A 46-year-old woman with personal hypothyroidism after Graves-Basedow disease, rheumatoid arthritis and UC refractory to treatment. She had a history of peritoneal drainage and anti-TNF, other complications associated with anal abscess node
Controlled by the Unit of Illness recommends surgical treatment refractory to treatment, maintaining evident lesions endoscopic and histological, together with significant affectation of their general condition and
Given the perianal disease, pancoloproctectomy and terminal ileostomy were performed in the right iliac fossa.
Pathology of the surgical specimen confirmed the diagnosis of UC.
Postoperative evolution is slow, with urinary tract infection and paralytic ileus requiring nasogastric tube placement.
Prior to the surgical treatment, the treatment with thiopurines and anti-TNF had been withdrawn, and during hospitalization, a regimen of withdrawal of oral corticosteroids was started until complete suspension.
She was discharged, asymptomatic, 35 days after surgery.
Seven days later, the patient came to the stomatherapy service because of an ulceration of anfractuous edges and a subcutaneous abscess near the stoma, which gives rise to intense pain and difficulty in applying the collecting device.

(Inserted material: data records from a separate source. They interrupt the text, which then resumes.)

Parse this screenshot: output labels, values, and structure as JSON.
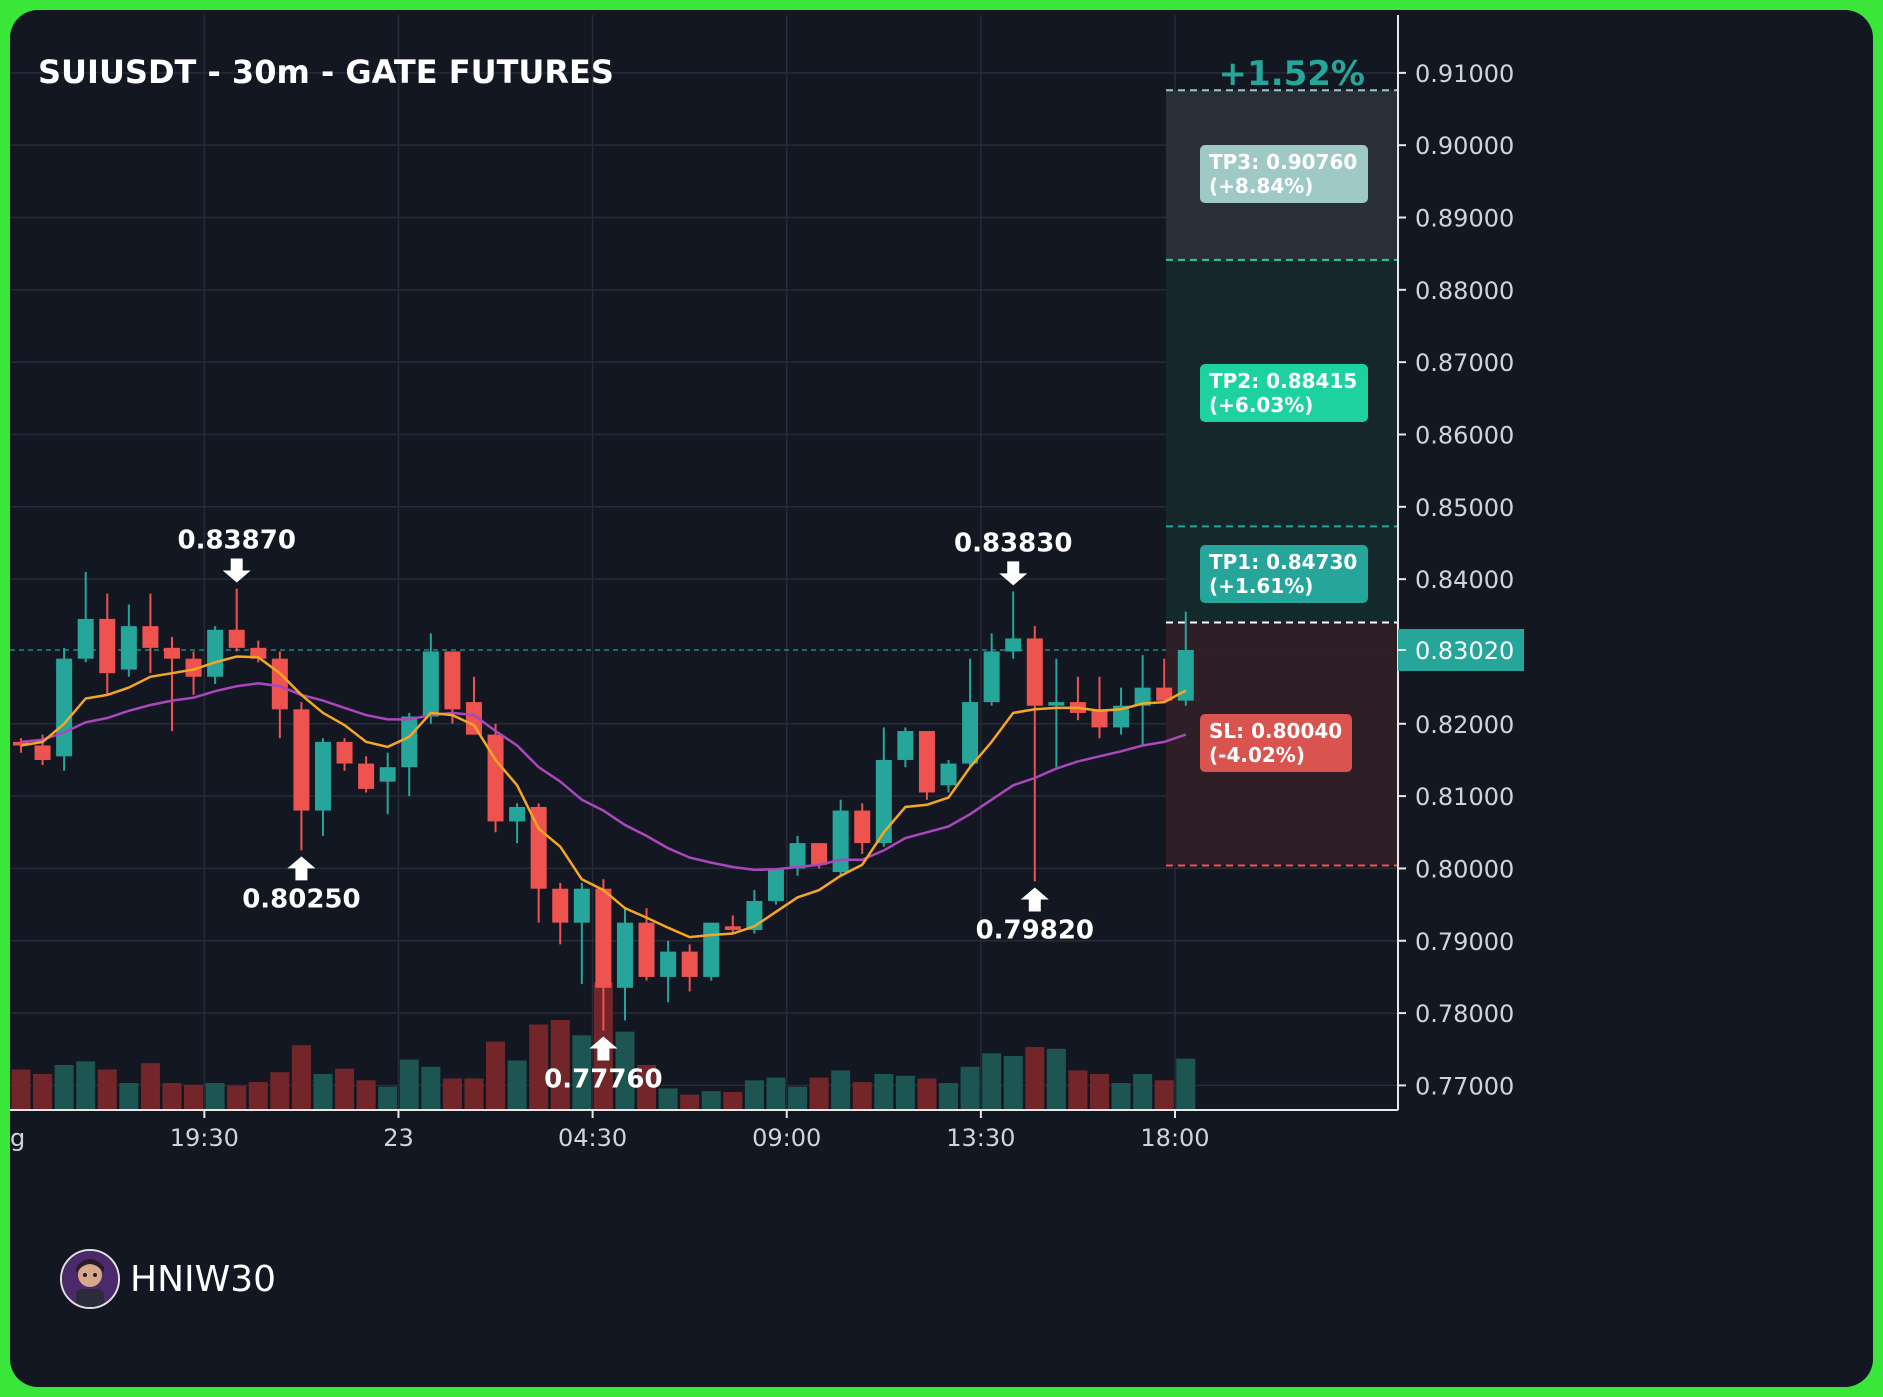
{
  "title": "SUIUSDT - 30m - GATE FUTURES",
  "change_label": "+1.52%",
  "current_price_label": "0.83020",
  "brand": {
    "name": "HNIW30"
  },
  "colors": {
    "background": "#131722",
    "up": "#26a69a",
    "down": "#ef5350",
    "ema_fast": "#f5a623",
    "ema_slow": "#ab47bc",
    "tp1": "#26a69a",
    "tp2": "#1dd1a1",
    "tp3": "#9fc9c5",
    "sl": "#d9534f"
  },
  "chart_data": {
    "type": "candlestick",
    "title": "SUIUSDT - 30m - GATE FUTURES",
    "y_range": [
      0.7666,
      0.918
    ],
    "y_ticks": [
      "0.91000",
      "0.90000",
      "0.89000",
      "0.88000",
      "0.87000",
      "0.86000",
      "0.85000",
      "0.84000",
      "0.83020",
      "0.82000",
      "0.81000",
      "0.80000",
      "0.79000",
      "0.78000",
      "0.77000"
    ],
    "x_ticks": [
      {
        "label": "19:30",
        "index": 8.5
      },
      {
        "label": "23",
        "index": 17.5
      },
      {
        "label": "04:30",
        "index": 26.5
      },
      {
        "label": "09:00",
        "index": 35.5
      },
      {
        "label": "13:30",
        "index": 44.5
      },
      {
        "label": "18:00",
        "index": 53.5
      }
    ],
    "first_x_label_partial": "g",
    "candles": [
      {
        "o": 0.8175,
        "h": 0.818,
        "l": 0.816,
        "c": 0.817
      },
      {
        "o": 0.817,
        "h": 0.8185,
        "l": 0.8143,
        "c": 0.815
      },
      {
        "o": 0.8155,
        "h": 0.8305,
        "l": 0.8135,
        "c": 0.829
      },
      {
        "o": 0.829,
        "h": 0.841,
        "l": 0.8285,
        "c": 0.8345
      },
      {
        "o": 0.8345,
        "h": 0.838,
        "l": 0.824,
        "c": 0.827
      },
      {
        "o": 0.8275,
        "h": 0.8365,
        "l": 0.8265,
        "c": 0.8335
      },
      {
        "o": 0.8335,
        "h": 0.838,
        "l": 0.827,
        "c": 0.8305
      },
      {
        "o": 0.8305,
        "h": 0.832,
        "l": 0.819,
        "c": 0.829
      },
      {
        "o": 0.829,
        "h": 0.83,
        "l": 0.824,
        "c": 0.8265
      },
      {
        "o": 0.8265,
        "h": 0.8335,
        "l": 0.8255,
        "c": 0.833
      },
      {
        "o": 0.833,
        "h": 0.8387,
        "l": 0.83,
        "c": 0.8305
      },
      {
        "o": 0.8305,
        "h": 0.8315,
        "l": 0.8285,
        "c": 0.829
      },
      {
        "o": 0.829,
        "h": 0.83,
        "l": 0.818,
        "c": 0.822
      },
      {
        "o": 0.822,
        "h": 0.823,
        "l": 0.8025,
        "c": 0.808
      },
      {
        "o": 0.808,
        "h": 0.818,
        "l": 0.8045,
        "c": 0.8175
      },
      {
        "o": 0.8175,
        "h": 0.818,
        "l": 0.8135,
        "c": 0.8145
      },
      {
        "o": 0.8145,
        "h": 0.8155,
        "l": 0.8105,
        "c": 0.811
      },
      {
        "o": 0.812,
        "h": 0.816,
        "l": 0.8075,
        "c": 0.814
      },
      {
        "o": 0.814,
        "h": 0.8215,
        "l": 0.81,
        "c": 0.821
      },
      {
        "o": 0.821,
        "h": 0.8325,
        "l": 0.82,
        "c": 0.83
      },
      {
        "o": 0.83,
        "h": 0.83,
        "l": 0.82,
        "c": 0.822
      },
      {
        "o": 0.823,
        "h": 0.8265,
        "l": 0.8185,
        "c": 0.8185
      },
      {
        "o": 0.8185,
        "h": 0.82,
        "l": 0.805,
        "c": 0.8065
      },
      {
        "o": 0.8065,
        "h": 0.809,
        "l": 0.8035,
        "c": 0.8085
      },
      {
        "o": 0.8085,
        "h": 0.809,
        "l": 0.7925,
        "c": 0.7972
      },
      {
        "o": 0.7972,
        "h": 0.798,
        "l": 0.7895,
        "c": 0.7925
      },
      {
        "o": 0.7925,
        "h": 0.798,
        "l": 0.784,
        "c": 0.7972
      },
      {
        "o": 0.7972,
        "h": 0.7985,
        "l": 0.7776,
        "c": 0.7835
      },
      {
        "o": 0.7835,
        "h": 0.7945,
        "l": 0.779,
        "c": 0.7925
      },
      {
        "o": 0.7925,
        "h": 0.7945,
        "l": 0.7845,
        "c": 0.785
      },
      {
        "o": 0.785,
        "h": 0.79,
        "l": 0.7815,
        "c": 0.7885
      },
      {
        "o": 0.7885,
        "h": 0.7895,
        "l": 0.783,
        "c": 0.785
      },
      {
        "o": 0.785,
        "h": 0.792,
        "l": 0.7845,
        "c": 0.7925
      },
      {
        "o": 0.792,
        "h": 0.7935,
        "l": 0.791,
        "c": 0.7915
      },
      {
        "o": 0.7915,
        "h": 0.797,
        "l": 0.791,
        "c": 0.7955
      },
      {
        "o": 0.7955,
        "h": 0.8,
        "l": 0.795,
        "c": 0.8
      },
      {
        "o": 0.8,
        "h": 0.8045,
        "l": 0.799,
        "c": 0.8035
      },
      {
        "o": 0.8035,
        "h": 0.8035,
        "l": 0.8,
        "c": 0.8005
      },
      {
        "o": 0.7995,
        "h": 0.8095,
        "l": 0.799,
        "c": 0.808
      },
      {
        "o": 0.808,
        "h": 0.809,
        "l": 0.802,
        "c": 0.8035
      },
      {
        "o": 0.8035,
        "h": 0.8195,
        "l": 0.803,
        "c": 0.815
      },
      {
        "o": 0.815,
        "h": 0.8195,
        "l": 0.814,
        "c": 0.819
      },
      {
        "o": 0.819,
        "h": 0.819,
        "l": 0.8095,
        "c": 0.8105
      },
      {
        "o": 0.8115,
        "h": 0.815,
        "l": 0.8105,
        "c": 0.8145
      },
      {
        "o": 0.8145,
        "h": 0.829,
        "l": 0.814,
        "c": 0.823
      },
      {
        "o": 0.823,
        "h": 0.8325,
        "l": 0.8225,
        "c": 0.83
      },
      {
        "o": 0.83,
        "h": 0.8383,
        "l": 0.829,
        "c": 0.8318
      },
      {
        "o": 0.8318,
        "h": 0.8335,
        "l": 0.7982,
        "c": 0.8225
      },
      {
        "o": 0.8225,
        "h": 0.829,
        "l": 0.814,
        "c": 0.823
      },
      {
        "o": 0.823,
        "h": 0.8265,
        "l": 0.8205,
        "c": 0.8215
      },
      {
        "o": 0.822,
        "h": 0.8265,
        "l": 0.818,
        "c": 0.8195
      },
      {
        "o": 0.8195,
        "h": 0.825,
        "l": 0.8185,
        "c": 0.8225
      },
      {
        "o": 0.8225,
        "h": 0.8295,
        "l": 0.817,
        "c": 0.825
      },
      {
        "o": 0.825,
        "h": 0.829,
        "l": 0.823,
        "c": 0.8232
      },
      {
        "o": 0.8232,
        "h": 0.8355,
        "l": 0.8225,
        "c": 0.8302
      }
    ],
    "volume": [
      0.45,
      0.4,
      0.5,
      0.54,
      0.45,
      0.3,
      0.52,
      0.3,
      0.28,
      0.3,
      0.27,
      0.31,
      0.42,
      0.72,
      0.4,
      0.46,
      0.33,
      0.26,
      0.56,
      0.48,
      0.35,
      0.35,
      0.76,
      0.55,
      0.95,
      1.0,
      0.83,
      1.42,
      0.87,
      0.5,
      0.24,
      0.17,
      0.21,
      0.2,
      0.33,
      0.36,
      0.26,
      0.36,
      0.44,
      0.31,
      0.4,
      0.38,
      0.35,
      0.3,
      0.48,
      0.63,
      0.6,
      0.7,
      0.68,
      0.44,
      0.4,
      0.3,
      0.4,
      0.33,
      0.57
    ],
    "ema_fast": [
      0.817,
      0.8175,
      0.82,
      0.8235,
      0.824,
      0.825,
      0.8265,
      0.827,
      0.8275,
      0.8285,
      0.8293,
      0.8292,
      0.827,
      0.824,
      0.8215,
      0.8198,
      0.8175,
      0.8168,
      0.8182,
      0.8215,
      0.8212,
      0.8198,
      0.815,
      0.8115,
      0.8055,
      0.803,
      0.7985,
      0.797,
      0.7945,
      0.7932,
      0.7918,
      0.7905,
      0.7908,
      0.791,
      0.792,
      0.794,
      0.796,
      0.797,
      0.799,
      0.8005,
      0.805,
      0.8085,
      0.8088,
      0.8098,
      0.814,
      0.8175,
      0.8215,
      0.822,
      0.8222,
      0.8222,
      0.8218,
      0.822,
      0.8228,
      0.823,
      0.8246
    ],
    "ema_slow": [
      0.8175,
      0.8178,
      0.8188,
      0.8202,
      0.8208,
      0.8218,
      0.8226,
      0.8232,
      0.8236,
      0.8245,
      0.8252,
      0.8256,
      0.8252,
      0.824,
      0.8232,
      0.8222,
      0.8212,
      0.8206,
      0.8206,
      0.8212,
      0.8215,
      0.8212,
      0.819,
      0.817,
      0.814,
      0.812,
      0.8095,
      0.808,
      0.806,
      0.8045,
      0.8028,
      0.8015,
      0.8008,
      0.8002,
      0.7998,
      0.7999,
      0.8002,
      0.8005,
      0.8012,
      0.8012,
      0.8025,
      0.8042,
      0.805,
      0.8058,
      0.8075,
      0.8095,
      0.8115,
      0.8125,
      0.8138,
      0.8148,
      0.8155,
      0.8162,
      0.817,
      0.8175,
      0.8185
    ],
    "current_price": 0.8302,
    "annotations": [
      {
        "text": "0.83870",
        "type": "high",
        "index": 10
      },
      {
        "text": "0.80250",
        "type": "low",
        "index": 13
      },
      {
        "text": "0.77760",
        "type": "low",
        "index": 27
      },
      {
        "text": "0.83830",
        "type": "high",
        "index": 46
      },
      {
        "text": "0.79820",
        "type": "low",
        "index": 47
      }
    ],
    "levels": {
      "entry": 0.834,
      "tp1": 0.8473,
      "tp2": 0.88415,
      "tp3": 0.9076,
      "sl": 0.8004
    },
    "level_labels": [
      {
        "key": "tp3",
        "line1": "TP3: 0.90760",
        "line2": "(+8.84%)"
      },
      {
        "key": "tp2",
        "line1": "TP2: 0.88415",
        "line2": "(+6.03%)"
      },
      {
        "key": "tp1",
        "line1": "TP1: 0.84730",
        "line2": "(+1.61%)"
      },
      {
        "key": "sl",
        "line1": "SL: 0.80040",
        "line2": "(-4.02%)"
      }
    ]
  }
}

On physical examination, a deep ulceration of irregular and indurated edges, extremely painful, affecting a large part of the left and inferior margin of the stoma was observed. In close proximity, there was a small erythematous collection of purulent bridging.
With the diagnosis of PGP was decided admission for treatment and monitoring evolution.
Samples were taken for culture and histological study; no abnormal germ was found and the pathological study was informed of nonspecific inflammation.
Tacrolimus was administered topically in 0.3 % solution, daily application; adalimumab: an induction dose of 80 mg and then 40 mg subcutaneous every two weeks, maintenance regimen; methylprednisolone 32 mg oral descending regimen:
In addition to the general treatment, local cures were carried out by the Stomatherapy Service, applying a transparent absorbent dressing (carboxy-acyl hydrocolloid unit carrying out daily changes and topical polyurethane film), which tacrolimus
The clinical course was very satisfactory with complete resolution of the pyoderma after eight weeks of treatment.
Follow-up continued in outpatient clinics and ten months later the lesions progressed and the patient did not need maintenance medical treatment.